O simbolismo que carrega o
vocábulo “federação”, como ideia de unidade nacional, servia ao discurso da Era
Vargas, que naqueles tempos já via com bons olhos a religião espírita, como
mais uma fonte de pacificação e, principalmente, controle das massas pela elite
“branca” da sociedade.
Tentando se livrar do
estigma marginal dos feiticeiros, iniciou-se um claro movimento por uma auto
identificação dos umbandistas com o Kardecismo e com o alto espiritismo. O
próprio termo espírita foi usado para esconder nomes e para disfarçar os
praticantes da Umbanda de sua ascendência afro-brasileira, quase como uma nova
forma de sincretismo, tal qual a máscara católica que as religiões
afro-brasileiras se utilizaram nos tempos do cativeiro. Daí a denominação de
tantas Casas umbandistas tradicionais: Tenda Espírita Mirim, Tenda Espírita
Fraternidade da Luz, Tenda Espírita Estrela Guia da Umbanda, etc..
Os números de São Paulo,
apresentados pelo professor de Sociologia da Religião Lísias Nogueira Negrão
(livro Entre a Cruz e a Encruzilhada. São Paulo: Edusp, 1996), são um ótimo
exemplo: de 1929 a 1944 o número de centros espíritas kardecistas registrados
em cartórios representava 94% do total de unidades religiosas registradas,
contra apenas 6% das casas declaradas de Umbanda. Alguns anos depois, no
período de 1953 a 1959 (após a descriminalização), este número já havia se
invertido, com 68% de casas de Umbanda contra 31% de casas kardecistas.

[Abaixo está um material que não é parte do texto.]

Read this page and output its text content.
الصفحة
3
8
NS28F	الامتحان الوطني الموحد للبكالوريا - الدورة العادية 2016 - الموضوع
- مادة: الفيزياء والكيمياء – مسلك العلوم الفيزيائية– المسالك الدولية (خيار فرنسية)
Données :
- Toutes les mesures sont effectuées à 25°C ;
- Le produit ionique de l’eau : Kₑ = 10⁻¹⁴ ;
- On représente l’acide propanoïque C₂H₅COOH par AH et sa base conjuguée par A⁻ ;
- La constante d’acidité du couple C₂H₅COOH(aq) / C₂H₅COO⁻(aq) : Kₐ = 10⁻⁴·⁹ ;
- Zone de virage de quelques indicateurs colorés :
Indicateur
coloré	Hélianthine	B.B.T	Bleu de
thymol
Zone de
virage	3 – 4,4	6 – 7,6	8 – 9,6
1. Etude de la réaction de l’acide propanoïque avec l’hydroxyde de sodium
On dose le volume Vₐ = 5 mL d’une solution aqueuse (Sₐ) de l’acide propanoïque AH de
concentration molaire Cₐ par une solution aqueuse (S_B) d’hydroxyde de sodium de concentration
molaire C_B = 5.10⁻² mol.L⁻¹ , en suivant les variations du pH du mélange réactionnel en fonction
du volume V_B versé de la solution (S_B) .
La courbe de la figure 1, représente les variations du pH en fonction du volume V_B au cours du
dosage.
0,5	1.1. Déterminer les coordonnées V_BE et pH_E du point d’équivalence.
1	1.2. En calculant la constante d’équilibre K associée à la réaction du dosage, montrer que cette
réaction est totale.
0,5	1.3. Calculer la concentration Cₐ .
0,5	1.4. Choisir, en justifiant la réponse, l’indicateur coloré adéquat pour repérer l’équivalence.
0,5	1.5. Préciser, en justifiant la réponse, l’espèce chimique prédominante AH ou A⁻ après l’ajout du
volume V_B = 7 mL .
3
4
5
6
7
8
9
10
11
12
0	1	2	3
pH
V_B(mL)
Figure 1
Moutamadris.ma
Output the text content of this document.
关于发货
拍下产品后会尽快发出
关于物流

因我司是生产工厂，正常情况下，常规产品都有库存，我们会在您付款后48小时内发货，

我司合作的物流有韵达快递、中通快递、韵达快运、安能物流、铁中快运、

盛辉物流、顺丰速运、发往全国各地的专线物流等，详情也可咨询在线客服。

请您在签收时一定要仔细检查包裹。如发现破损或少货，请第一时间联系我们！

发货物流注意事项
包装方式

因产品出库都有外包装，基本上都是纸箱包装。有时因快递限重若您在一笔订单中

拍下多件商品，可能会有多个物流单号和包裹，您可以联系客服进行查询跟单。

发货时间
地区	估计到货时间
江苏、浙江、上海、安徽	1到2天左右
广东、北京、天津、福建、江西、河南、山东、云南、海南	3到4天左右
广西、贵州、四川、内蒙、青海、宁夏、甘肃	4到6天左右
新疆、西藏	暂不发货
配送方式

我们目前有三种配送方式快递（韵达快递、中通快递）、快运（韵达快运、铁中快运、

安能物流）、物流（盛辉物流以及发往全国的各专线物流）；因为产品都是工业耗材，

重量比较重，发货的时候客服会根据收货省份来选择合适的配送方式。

O movimento umbandista ganhava
corpo e estruturava-se a fim de obter o status de religião brasileira. O
exemplo da FEB deve ter parecido a melhor opção para as lideranças umbandista
daqueles tempos. Criar uma federação para negociar com o Estado a
regulamentação da Umbanda, e consequentemente o fim da repressão ao culto,
inserindo assim a Umbanda na estrutura do Estado pela via institucional foi o
caminho escolhido. Em 1939 fundou-se a Federação Espírita de Umbanda, atual
União Espírita de Umbanda do Brasil. Zélio de Moraes, Benjamin Figueiredo,
Tancredo Pinto e outros se uniram em torno de um só ideal: tirar a Umbanda da
marginalidade, organizando-a como uma religião coerente e hegemônica e assim
obtendo sua legitimação social.
Esse grupo realizou então
o Primeiro Congresso Brasileiro do Espiritismo de Umbanda em 1941, onde essas
lideranças apresentaram suas teses sobre a religião. A corrente predominante
trazia à sociedade uma Umbanda original e evoluída que existiria desde o
oriente, de onde teria se espalhado para a Lemúria (um lendário continente
perdido), e daí para a África, onde teria degenerado para o feiticismo, forma
que teria chegado ao Brasil pelos escravos negros. Assim, a influência africana
na Umbanda não era negada, mas olhada como uma corrupção da tradição religiosa
original, na sua fase anterior de evolução.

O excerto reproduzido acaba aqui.